Though the story remains engaging, the writing could do with a little polish in places, and there is quite a lot of anachronistic language used; with several Americanisms also detracting from its authenticity. The use of "loo" for toilet is British, but does not gain ground until the mid-20th Century, more than a century after the Regency era. Saying "pants" instead of trousers was even later, and to the best of my knowledge even then it was not really interchangeable with the earlier style of breeches. It was also much more common in US English than UK, so feels very out of time and place. Elizabeth would also have known that the "front flap of his breeches" was called the 'fall'. Though she grew up without brothers, it had been too common a style for too long, and fashion too much a part of Regency gossip, for her to be entirely unaware of the correct terminology. "Vests" are also called 'waistcoats' in England, to this day, with the pronunciation at the time sounding more like 'WAISTc't'.

One of the most egregious Americanisms was the use of "diaper" for nappy/napkin, which is not only mid-19th century in popularity, but would not have been used in England at all. Babies' lower swaddling clothes would have been called 'napkins' or 'tailclouts' (sometimes just 'clouts') in the Regency era, and were often covered by an additional protective layer called a 'pilch' or 'pilcher'. 'Diaper' as the name of a kind of fabric was used, but the material was associated with much finer garments originally, and everyday items like table linens later on. It was not a fabric that Regency infants would have soiled, except perhaps when spilling a bowl of sloppy food once weaned. There is a fascinating article on the etymological divergence between the UK and US usages of the word 'diaper' on the Darlings Down Under blog.

It could be argued that there are so many impossible aspects to this book that equal liberties could be taken with the language and wider historical context, but I think that it needs some order to juxtapose the chaos, and in many ways it is far easier to picture the straight-laced Mr Darcy lacing himself into a corset than it is to imagine him doing anything that might at the time have been considered Colonial.

Despite those frustrations, this book was a fun, lighthearted diversion which is perfect for those who enjoy re-tellings of this particular love story; providing you can suspend your disbelief and don't expect anything to make complete sense. For example, the fact that they don't really panic, beyond some initial syncope, or seek out a religious or mystical explanation is unusual given the Church's grip on the era, but nor do they search for understanding from books or enlist anyone's aid. It's all very accepting and apologetic, as if the mix up is a mere trifle. The general tone of the Freaky Friday element seems to be: "Dear me, I appear to be residing within your person! Terribly sorry, ma'am, and to compound the distress I don't think I clipped my toenails before we switched places, what will you think of me when you see our feet! It really is too much to be borne..."
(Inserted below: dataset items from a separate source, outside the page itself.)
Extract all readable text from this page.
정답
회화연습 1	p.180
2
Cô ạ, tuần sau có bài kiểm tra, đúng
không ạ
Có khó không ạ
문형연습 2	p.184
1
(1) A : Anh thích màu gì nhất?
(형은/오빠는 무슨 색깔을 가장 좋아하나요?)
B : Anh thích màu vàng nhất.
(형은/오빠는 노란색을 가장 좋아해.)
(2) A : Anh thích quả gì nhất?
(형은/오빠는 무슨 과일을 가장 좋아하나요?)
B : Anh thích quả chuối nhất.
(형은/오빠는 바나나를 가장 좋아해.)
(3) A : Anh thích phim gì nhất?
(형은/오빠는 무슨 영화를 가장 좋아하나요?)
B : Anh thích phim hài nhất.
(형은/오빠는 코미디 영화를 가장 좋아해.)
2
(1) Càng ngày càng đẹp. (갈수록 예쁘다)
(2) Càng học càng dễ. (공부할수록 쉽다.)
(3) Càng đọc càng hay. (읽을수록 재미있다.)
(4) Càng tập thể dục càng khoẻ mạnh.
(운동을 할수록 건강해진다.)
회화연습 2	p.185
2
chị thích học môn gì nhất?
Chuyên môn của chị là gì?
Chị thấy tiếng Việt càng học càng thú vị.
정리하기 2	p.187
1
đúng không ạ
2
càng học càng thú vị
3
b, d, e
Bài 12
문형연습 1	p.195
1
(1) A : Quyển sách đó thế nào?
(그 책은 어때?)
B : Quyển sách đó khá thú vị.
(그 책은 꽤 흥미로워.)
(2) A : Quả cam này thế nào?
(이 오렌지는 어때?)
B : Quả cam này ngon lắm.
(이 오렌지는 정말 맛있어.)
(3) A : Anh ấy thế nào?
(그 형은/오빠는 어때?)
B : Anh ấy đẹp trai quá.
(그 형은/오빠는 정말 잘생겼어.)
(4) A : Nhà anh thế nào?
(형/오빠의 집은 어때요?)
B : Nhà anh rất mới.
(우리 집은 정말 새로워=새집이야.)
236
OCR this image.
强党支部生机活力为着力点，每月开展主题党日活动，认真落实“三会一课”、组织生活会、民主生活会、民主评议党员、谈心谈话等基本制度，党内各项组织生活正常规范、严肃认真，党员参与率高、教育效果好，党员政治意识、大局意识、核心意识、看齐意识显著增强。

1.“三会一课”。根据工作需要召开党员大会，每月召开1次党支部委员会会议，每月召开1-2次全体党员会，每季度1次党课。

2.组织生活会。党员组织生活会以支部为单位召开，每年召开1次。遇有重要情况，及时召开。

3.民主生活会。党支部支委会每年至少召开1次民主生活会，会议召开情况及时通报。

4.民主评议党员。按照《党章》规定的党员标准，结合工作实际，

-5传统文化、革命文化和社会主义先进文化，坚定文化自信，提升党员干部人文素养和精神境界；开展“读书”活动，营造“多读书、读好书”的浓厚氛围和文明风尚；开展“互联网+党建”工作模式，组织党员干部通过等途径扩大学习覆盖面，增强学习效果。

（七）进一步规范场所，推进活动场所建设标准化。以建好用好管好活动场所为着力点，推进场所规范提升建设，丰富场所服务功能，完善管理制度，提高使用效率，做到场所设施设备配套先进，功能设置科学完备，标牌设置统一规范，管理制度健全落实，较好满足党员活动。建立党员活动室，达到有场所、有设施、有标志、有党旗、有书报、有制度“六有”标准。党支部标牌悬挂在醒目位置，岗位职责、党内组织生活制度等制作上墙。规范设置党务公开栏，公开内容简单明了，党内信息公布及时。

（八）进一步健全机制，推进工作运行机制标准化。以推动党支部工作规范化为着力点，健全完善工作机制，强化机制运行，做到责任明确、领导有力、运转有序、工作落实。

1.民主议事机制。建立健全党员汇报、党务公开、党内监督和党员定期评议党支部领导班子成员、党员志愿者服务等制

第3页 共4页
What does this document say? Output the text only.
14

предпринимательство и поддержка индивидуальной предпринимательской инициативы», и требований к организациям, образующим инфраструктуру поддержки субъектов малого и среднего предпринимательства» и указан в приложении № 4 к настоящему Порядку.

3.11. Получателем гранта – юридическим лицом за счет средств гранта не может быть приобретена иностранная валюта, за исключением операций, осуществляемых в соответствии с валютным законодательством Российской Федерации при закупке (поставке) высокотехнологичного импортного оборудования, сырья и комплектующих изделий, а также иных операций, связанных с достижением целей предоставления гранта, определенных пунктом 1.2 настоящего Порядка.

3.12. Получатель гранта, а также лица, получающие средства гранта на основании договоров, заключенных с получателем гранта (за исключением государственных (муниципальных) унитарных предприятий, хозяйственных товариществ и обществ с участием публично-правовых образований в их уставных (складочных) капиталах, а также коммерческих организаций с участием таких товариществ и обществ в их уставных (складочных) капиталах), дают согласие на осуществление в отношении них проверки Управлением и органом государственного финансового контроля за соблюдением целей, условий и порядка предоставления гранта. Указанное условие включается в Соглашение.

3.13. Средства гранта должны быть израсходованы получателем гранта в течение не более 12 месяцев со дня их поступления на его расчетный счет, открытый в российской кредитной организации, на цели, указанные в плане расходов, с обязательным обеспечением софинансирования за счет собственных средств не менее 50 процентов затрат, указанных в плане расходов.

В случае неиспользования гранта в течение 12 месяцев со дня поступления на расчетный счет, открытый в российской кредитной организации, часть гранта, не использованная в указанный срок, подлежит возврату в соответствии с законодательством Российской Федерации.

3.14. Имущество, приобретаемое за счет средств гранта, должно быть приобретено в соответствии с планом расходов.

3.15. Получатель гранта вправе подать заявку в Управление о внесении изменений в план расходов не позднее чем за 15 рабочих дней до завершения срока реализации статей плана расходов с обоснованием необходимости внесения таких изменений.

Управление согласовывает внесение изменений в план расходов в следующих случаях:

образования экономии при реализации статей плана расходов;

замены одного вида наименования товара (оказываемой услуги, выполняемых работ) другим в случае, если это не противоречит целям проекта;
Siobhan Waring, the narrator, did an impressive job of keeping track of the voices, especially once the body switch had taken place and Darcy spoke aloud with Elizabeth's voice, but articulated his thoughts with his own, and vice-versa. It must have taken considerable skill (and no doubt a lot of highlighter) to make such frequent switches without getting muddled. She had a very expressive voice but was sometimes a little too terse and clipped as the lively Elizabeth, especially at the start. I don't think she quite captured Elizabeth's spirit at the beginning, but she did warm into it and I marvelled at her ability to make sense of such tortuous conversations.

I'd recommend this book to anyone who would like to view a familiar tale through very different eyes.

*I received this audiobook free of charge in the hope of an honest, unbiased review.